Taxpayer Liability for Supplier: Important Precedent by Supreme Arbitration Court

Konstantin Sasov
Senior Associate
Pepeliaev Group

Issue of Defaulting Signatories

In their normal course of business, companies do not pay much attention to the actual signatory of a contract, delivery documents or value-added tax (VAT) invoices on behalf of the supplier. If the documents are prepared on the company’s letterhead, if they bear the company’s seal and signature of the general director and, most importantly, the goods are shipped and fully paid, there are no grounds for believing that the documents were signed by an unauthorized individual. Moreover, Russian civil legislation advocates a simplification of transactions. For example, a contract may be signed by a party without the presence of another party; the signed documents may be sent by mail, fax or e-mail (Clause 3, Article 434 of the Russian Tax Code). Most importantly, a company should make sure that the authorized party initiated the transaction under the contract. Moreover it should be noted here that the party should be the specific company, rather than the company’s representative — an individual. The Russian Civil Code also states that if an unauthorized individual signs a contract on behalf of the company, but the company approves of the transactions in future (for example, through implicative actions), this contract is deemed to have been concluded on behalf of the company (Clause 1, Article 183). Arbitration courts do not discern any shortcomings in documents even if a contract was not sealed or VAT invoices were certified with electronic signatures.

However, the Supreme Arbitration Court in Resolution No. 9299/08, dated Nov. 11, 2008, on the case of ZAO Kestroi 1, ruled that if documents are signed on a supplier’s behalf by an individual whose authority is not confirmed (the signatory denies that he/she is head of the company), the customer may not deduct VAT. In other words, an oral statement from an individual denying that the latter is connected with operations of the company, where this individual holds the position of head of the company, provides grounds for doubting that any transaction was actually performed.

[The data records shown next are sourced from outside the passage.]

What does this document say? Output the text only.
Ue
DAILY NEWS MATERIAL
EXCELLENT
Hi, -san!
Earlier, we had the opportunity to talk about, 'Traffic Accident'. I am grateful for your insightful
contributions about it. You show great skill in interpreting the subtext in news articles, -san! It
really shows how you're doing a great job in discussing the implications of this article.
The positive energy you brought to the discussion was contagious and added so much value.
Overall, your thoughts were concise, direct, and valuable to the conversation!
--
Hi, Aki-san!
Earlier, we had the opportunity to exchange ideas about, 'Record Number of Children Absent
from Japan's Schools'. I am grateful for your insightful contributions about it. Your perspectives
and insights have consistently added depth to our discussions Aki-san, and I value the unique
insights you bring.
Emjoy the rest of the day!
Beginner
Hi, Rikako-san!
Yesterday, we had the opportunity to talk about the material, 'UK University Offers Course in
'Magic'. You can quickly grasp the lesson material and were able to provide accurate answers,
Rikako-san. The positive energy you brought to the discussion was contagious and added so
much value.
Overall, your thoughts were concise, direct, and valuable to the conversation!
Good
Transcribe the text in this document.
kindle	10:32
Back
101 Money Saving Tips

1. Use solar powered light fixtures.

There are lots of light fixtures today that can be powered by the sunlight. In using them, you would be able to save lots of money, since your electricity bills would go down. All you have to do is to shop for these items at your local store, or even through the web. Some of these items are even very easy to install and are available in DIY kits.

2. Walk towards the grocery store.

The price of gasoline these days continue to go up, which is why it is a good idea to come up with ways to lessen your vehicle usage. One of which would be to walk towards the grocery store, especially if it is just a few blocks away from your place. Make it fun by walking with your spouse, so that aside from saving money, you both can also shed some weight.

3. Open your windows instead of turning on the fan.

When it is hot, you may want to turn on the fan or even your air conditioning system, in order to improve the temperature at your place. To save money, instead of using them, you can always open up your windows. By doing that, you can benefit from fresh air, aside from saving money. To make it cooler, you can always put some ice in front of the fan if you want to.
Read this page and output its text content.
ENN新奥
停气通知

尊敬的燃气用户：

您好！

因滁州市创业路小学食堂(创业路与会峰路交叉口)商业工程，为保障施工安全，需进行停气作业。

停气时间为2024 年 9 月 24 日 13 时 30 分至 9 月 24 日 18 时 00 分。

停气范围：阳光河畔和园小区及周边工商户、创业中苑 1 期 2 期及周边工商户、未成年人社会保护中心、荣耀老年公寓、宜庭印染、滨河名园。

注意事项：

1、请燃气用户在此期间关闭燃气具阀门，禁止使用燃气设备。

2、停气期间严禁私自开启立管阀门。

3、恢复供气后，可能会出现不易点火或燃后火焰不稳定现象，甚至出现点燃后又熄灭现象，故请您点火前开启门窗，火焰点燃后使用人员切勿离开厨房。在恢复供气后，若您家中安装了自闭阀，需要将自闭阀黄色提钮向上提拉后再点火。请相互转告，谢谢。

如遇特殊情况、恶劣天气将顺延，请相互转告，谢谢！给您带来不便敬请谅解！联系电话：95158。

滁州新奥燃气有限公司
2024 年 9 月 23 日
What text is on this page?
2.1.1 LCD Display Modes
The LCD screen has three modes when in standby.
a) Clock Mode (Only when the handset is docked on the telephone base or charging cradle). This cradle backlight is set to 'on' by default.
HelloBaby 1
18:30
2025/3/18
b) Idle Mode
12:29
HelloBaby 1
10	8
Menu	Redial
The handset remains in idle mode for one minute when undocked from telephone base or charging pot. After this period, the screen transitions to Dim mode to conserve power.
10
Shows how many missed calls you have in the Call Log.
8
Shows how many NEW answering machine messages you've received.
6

In this case the tax authorities may disallow a VAT refund for the customer on the grounds that the latter did not select its business partner with due prudence and may assess default interest and fines.

The tax authorities, leveraging the court ruling and backing of the courts, started to assess en masse additional taxes for “doing business with the wrong guy.” Tax audits began to resemble reports where confidential information on fly-by-night firms registered under forged documents available to the tax authorities was reconciled against the information on suppliers provided by each audited taxpayer. The problem of such an abuse of administrative powers lies not only within the realm of law, but also within the realm of morality: de facto, the state provides tax fraudsters with legal capacity and conceals information on their bad faith practices from users interested in such data and punishes their unsuspecting counterparties.

A Judicial Precedent Overcomes the Issue of Injustice

Within half a year of such tax practice the Supreme Arbitration Court recognized its fallaciousness. In Resolution No. 15574/09 of the Presidium of the Russian Supreme Arbitration Court, dated March 9, 2010, the court ruled that the tax authorities may not disallow the deductibility of expenses for profit tax purposes, if the corresponding company’s expenses were real and were incurred under real business transactions with a business purpose and economic feasibility and the tax authorities had failed to prove that the taxpayer had been aware of material facts relating to the operations of its counterparty, which are relevant for tax purposes.

The Presidium of the Russian Supreme Arbitration Court reached the same conclusions regarding the deduction of VAT in Resolution No. 18162/09, dated April 20, 2010, on the case of OAO Muromsk Railway Switch Plant. The court ruled that there were no grounds for concluding that the information in the VAT invoices had been insufficient or inconsistent, unless the tax authorities established facts to confirm that the taxpayer had known or should have known that the seller provided unreliable or inconsistent information. According to the court, the right to a tax deduction (tax benefit) depends on the actual nature of the taxpayer’s business transactions, which may only be refuted based on the grounds specified in Resolution No. 53 of the Plenum of the Russian Supreme Arbitration Court, dated Oct. 12, 2006.

The Russian Supreme Arbitration Court proclaimed its legal position to be binding on all courts considering similar cases and directly stated this fact in the judicial act. In this situation the legal position of the Russian Supreme Arbitration Court complies with Ruling No. 3991/03 of the European Court of Human Rights, dated Jan. 22, 2009, on the case Bulves AD vs. Bulgaria, and should constitute a reliable benchmark for tax relations in the future.

The new ruling of the Russian Supreme Arbitration Court instructs the tax authorities and courts to establish the facts relating to the conclusion of transactions. Therefore, the taxpayers should pay attention to policies in respect to the selection of future counterparties and documentation confirming the legal capacity of suppliers and their creditworthiness.